Researchers at the University of Texas at Austin asked study participants about their level of “job authority” and if they experienced symptoms of depression, such as feeling sad or thinking their life was a failure.

The study found out that women without job authority (that is, the power to hire/fire/influence pay) experienced slightly more depressive symptoms than men without job authority. But what’s really noteworthy is that women WITH job authority showed a 9% increased rate of depressive symptoms over women without job authority, while men with job authority had a 10% decreased rate of depressive symptoms over men without job authority. Which means, women with more power were way more depressed than men with more power.

Lead researcher and co-author of the study Tetyana Pudrovska marveled at the results:

“These women have more education, higher incomes, more prestigious occupations, and higher levels of job satisfaction and autonomy than women without job authority. Yet they have worse mental health than lower status women.”

So what’s going on here? Why is it so much more difficult for a woman in an authority position to maintain her emotional well-being?

Dr. Ruth Sealy in London sheds light on our (very gendered) assumptions re: leadership:

“Because we assume men’s ‘natural’ competence as leaders, women often have had to work much harder to get to those positions, only to find that even when they get there, their ‘right’ to that status is continuously questioned.”

Pudrovska puts it this way:

“Women in authority positions are viewed as lacking the assertiveness and confidence of strong leaders. But when these women display such characteristics, they are judged negatively for being unfeminine. This contributes to chronic stress.”

So you’re busting your butt for your job and not only did you have to work that much harder than your male counterparts to get where you are, but you continually have to keep proving yourself, all the while worrying if the traditionally masculine behaviors you have adopted in order to climb the career ladder are actually getting you in trouble because you’re always being judged for being “unfeminine,” yet if you only demonstrated your traditionally feminine traits, your ability to lead would be called into question on the regular. Girl, I get it, no WONDER you’re tired, your life is about as Catch-22 as corporate America gets. 

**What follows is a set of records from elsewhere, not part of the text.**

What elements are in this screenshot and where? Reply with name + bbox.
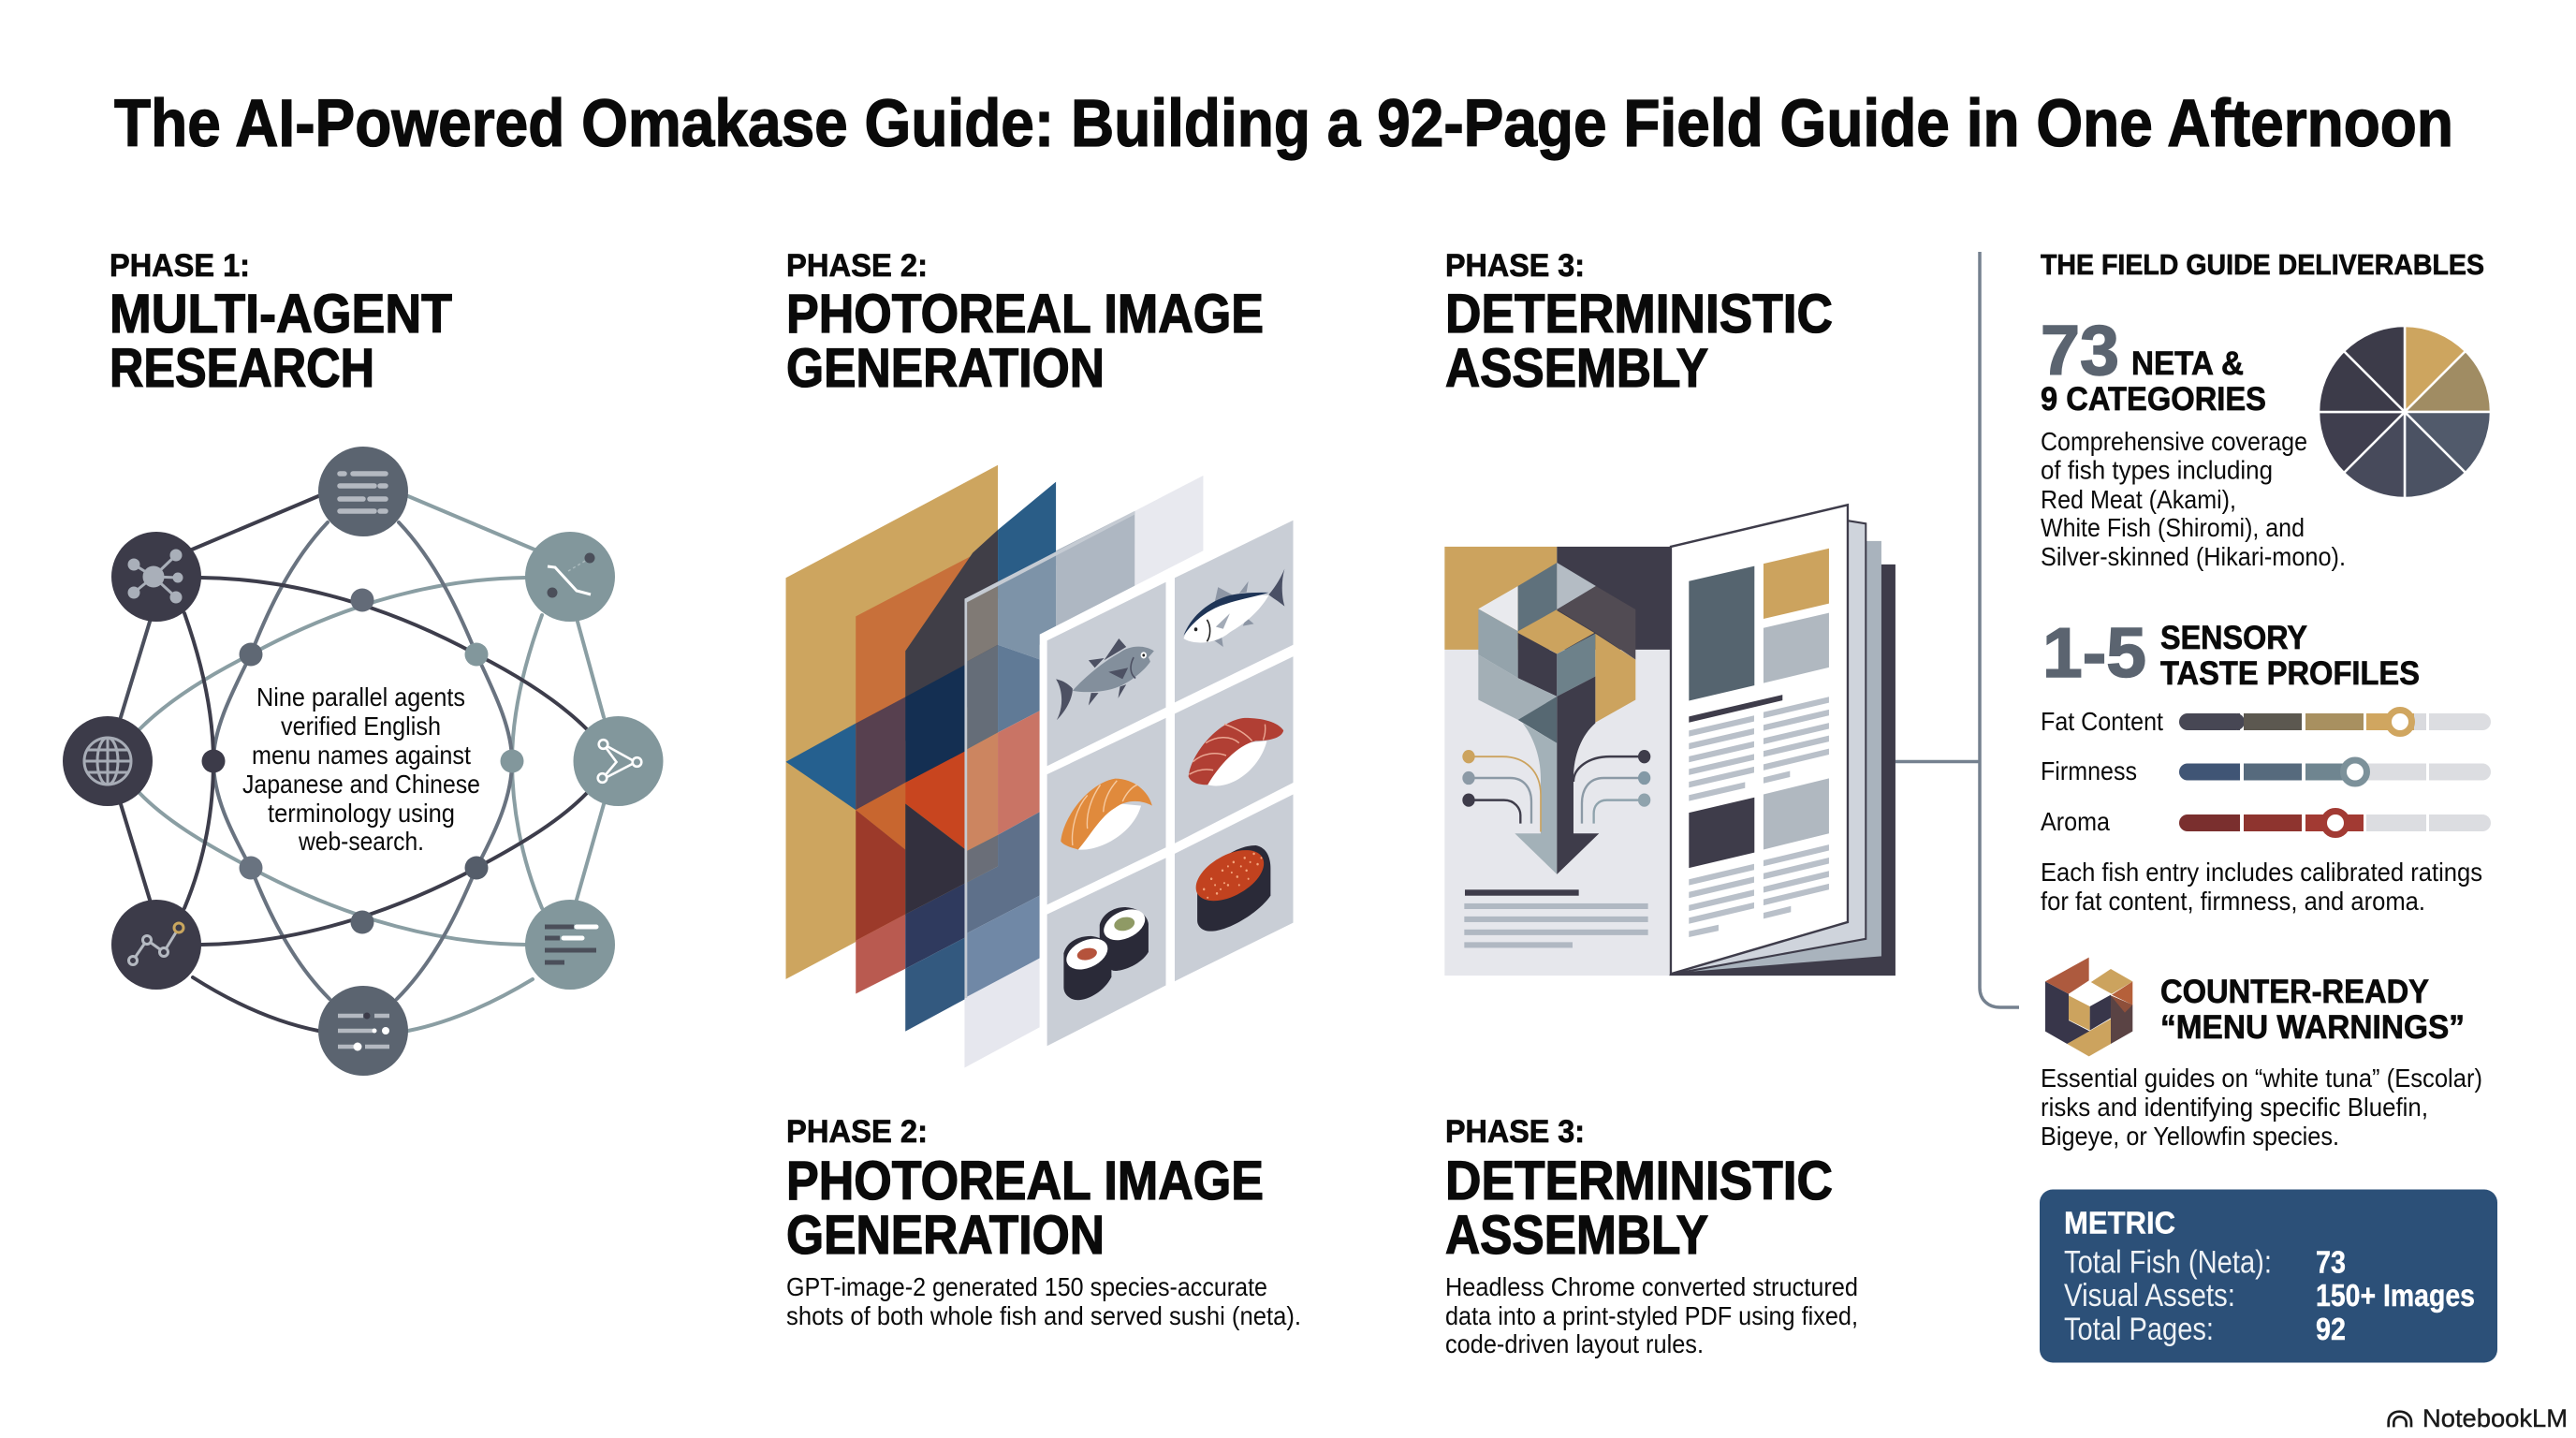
grid cells (1047, 521, 1293, 1046)
text: coverage description: Comprehensive coverage (2041, 427, 2307, 456)
heading: phase 1: MULTI-AGENT (110, 284, 452, 345)
stat: 73 neta and 9 categories: 9 CATEGORIES (2041, 381, 2266, 418)
metric card: Total Pages: (2064, 1312, 2214, 1347)
rating: aroma: Aroma (2041, 807, 2110, 836)
heading: phase 3 top: DETERMINISTIC (1445, 284, 1833, 345)
text: ratings description: for fat content, firmness, and aroma. (2041, 887, 2425, 916)
left page with cube funnel (1444, 547, 1671, 976)
layers: coloured translucent sheets (786, 465, 1056, 1032)
left page text bars (1464, 889, 1648, 947)
text: agents description: Japanese and Chinese (242, 770, 480, 799)
heading: phase 1: RESEARCH (110, 338, 374, 399)
stat: 73 neta and 9 categories: 73 (2041, 311, 2119, 389)
heading: phase 1: PHASE 1: (110, 248, 250, 284)
text: coverage description: Silver-skinned (Hikari-mono). (2041, 542, 2346, 571)
text: agents description: verified English (281, 712, 441, 741)
text: phase 3 description: Headless Chrome converted structured (1445, 1272, 1858, 1301)
icon: agent bottom-right, list (525, 900, 615, 990)
metric card (2040, 1189, 2497, 1363)
text: phase 3 description (1445, 1272, 1858, 1358)
metric card: 73 (2316, 1245, 2346, 1279)
icon: agent bottom-left, line chart (111, 900, 201, 990)
stat: 1-5 sensory taste profiles (2042, 613, 2420, 692)
stat: 73 neta and 9 categories: NETA & (2131, 345, 2244, 382)
heading: phase 3 top (1445, 248, 1833, 399)
text: phase 2 description (786, 1272, 1301, 1330)
text: menu warnings description: Bigeye, or Yellowfin species. (2041, 1122, 2339, 1151)
stat: 73 neta and 9 categories (2041, 311, 2266, 418)
metric card: Total Fish (Neta): (2064, 1245, 2272, 1281)
rating: aroma (2041, 807, 2491, 836)
text: agents description (242, 682, 480, 856)
text: agents description: web-search. (298, 827, 424, 856)
book pages (1669, 505, 1895, 976)
text: coverage description: White Fish (Shiromi), and (2041, 513, 2305, 542)
metric card: METRIC (2064, 1206, 2175, 1240)
heading: phase 2 bottom: PHASE 2: (786, 1114, 928, 1150)
text: menu warnings description (2041, 1064, 2482, 1151)
text: agents description: terminology using (268, 799, 455, 828)
connector lines (1469, 756, 1645, 832)
rating: fat content: Fat Content (2041, 707, 2163, 736)
heading: phase 3 bottom (1445, 1114, 1833, 1266)
heading: phase 2 bottom (786, 1114, 1264, 1266)
heading: phase 2 top: PHASE 2: (786, 248, 928, 284)
layers: glass sheet (964, 476, 1203, 1067)
heading: phase 2 top: GENERATION (786, 338, 1105, 399)
stat: 1-5 sensory taste profiles: 1-5 (2042, 613, 2146, 692)
stat: 1-5 sensory taste profiles: SENSORY (2160, 620, 2307, 656)
illustration: assembly page and open book (1444, 505, 1895, 976)
network diagram: nine parallel agents (63, 447, 663, 1076)
heading: phase 3 top: PHASE 3: (1445, 248, 1585, 284)
icon: menu warnings cube (2045, 958, 2132, 1056)
heading: phase 2 bottom: GENERATION (786, 1205, 1105, 1266)
icon: maki rolls (1062, 903, 1149, 1000)
rating: firmness (2041, 756, 2491, 785)
heading: counter-ready menu warnings (2160, 974, 2465, 1046)
text: ratings description: Each fish entry includes calibrated ratings (2041, 858, 2482, 887)
NotebookLM logo: NotebookLM (2422, 1404, 2568, 1432)
heading: phase 3 bottom: ASSEMBLY (1445, 1205, 1708, 1266)
icon: agent right, graph triangle (573, 716, 663, 806)
text: phase 2 description: shots of both whole fish and served sushi (neta). (786, 1301, 1301, 1330)
icon: agent top-left, hub (111, 532, 201, 622)
heading: phase 2 top (786, 248, 1264, 399)
icon: salmon nigiri (1061, 779, 1152, 850)
rating: fat content (2041, 707, 2491, 736)
heading: phase 3 top: ASSEMBLY (1445, 338, 1708, 399)
icon: agent bottom, sliders (318, 986, 408, 1076)
icon: agent top, text lines (318, 447, 408, 536)
heading: counter-ready menu warnings: COUNTER-READY (2160, 974, 2429, 1010)
heading: phase 2 bottom: PHOTOREAL IMAGE (786, 1151, 1264, 1211)
icon: tuna nigiri (1189, 718, 1283, 785)
heading: phase 2 top: PHOTOREAL IMAGE (786, 284, 1264, 345)
text: agents description: Nine parallel agents (256, 682, 465, 712)
icon: gray tuna (1056, 638, 1154, 720)
rating: firmness: Firmness (2041, 756, 2137, 785)
text: menu warnings description: risks and identifying specific Bluefin, (2041, 1093, 2428, 1122)
text: phase 3 description: data into a print-styled PDF using fixed, (1445, 1301, 1858, 1330)
icon: roe gunkan (1189, 840, 1270, 932)
text: menu warnings description: Essential guides on “white tuna” (Escolar) (2041, 1064, 2482, 1093)
text: ratings description (2041, 858, 2482, 916)
text: coverage description: Red Meat (Akami), (2041, 485, 2236, 514)
icon: bluefin tuna (1183, 568, 1284, 647)
heading: phase 1 (110, 248, 452, 399)
metric card: Visual Assets: (2064, 1278, 2235, 1313)
text: phase 3 description: code-driven layout rules. (1445, 1329, 1704, 1358)
text: agents description: menu names against (252, 741, 471, 770)
stat: 1-5 sensory taste profiles: TASTE PROFILES (2160, 655, 2420, 692)
connector bracket to deliverables (1895, 252, 2019, 1007)
text: phase 2 description: GPT-image-2 generated 150 species-accurate (786, 1272, 1267, 1301)
text: coverage description: of fish types including (2041, 455, 2273, 485)
metric card: 92 (2316, 1312, 2346, 1346)
heading: phase 3 bottom: PHASE 3: (1445, 1114, 1585, 1150)
heading: phase 3 bottom: DETERMINISTIC (1445, 1151, 1833, 1211)
text: coverage description (2041, 427, 2346, 571)
pie chart: categories (2319, 326, 2491, 498)
illustration: layered image panels with fish and sushi (786, 465, 1296, 1067)
icon: agent top-right, route (525, 532, 615, 622)
heading: counter-ready menu warnings: “MENU WARNINGS” (2160, 1009, 2465, 1046)
metric card: 150+ Images (2316, 1278, 2475, 1313)
icon: agent left, globe (63, 716, 153, 806)
heading: deliverables: THE FIELD GUIDE DELIVERABLES (2041, 248, 2484, 281)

So how are we going to break this cycle of sexist shenanigans? According to Pudrovska:

“We need to address gender discrimination, hostility and prejudice against women leaders to reduce the psychological costs and increase the psychological rewards of higher-status jobs for women.”

Yes and more yes. Companies need to make this a conversation. In addition to a seminar on sexual harassment in the workplace, there needs to be a seminar about straight-up sexism in the workplace. We need to break down what we traditionally consider to be “masculine” and “feminine” traits and drill the importance of giving leaders of all genders access to all these traits without consequence. It’s also important to highlight that traditionally feminine traits aren’t at all antithetical to great leadership. The ability to listen, the capacity to empathize, straight-up patience, these are considered traditionally feminine traits, but I’ll be damned if I also didn’t just describe a grade-A leader.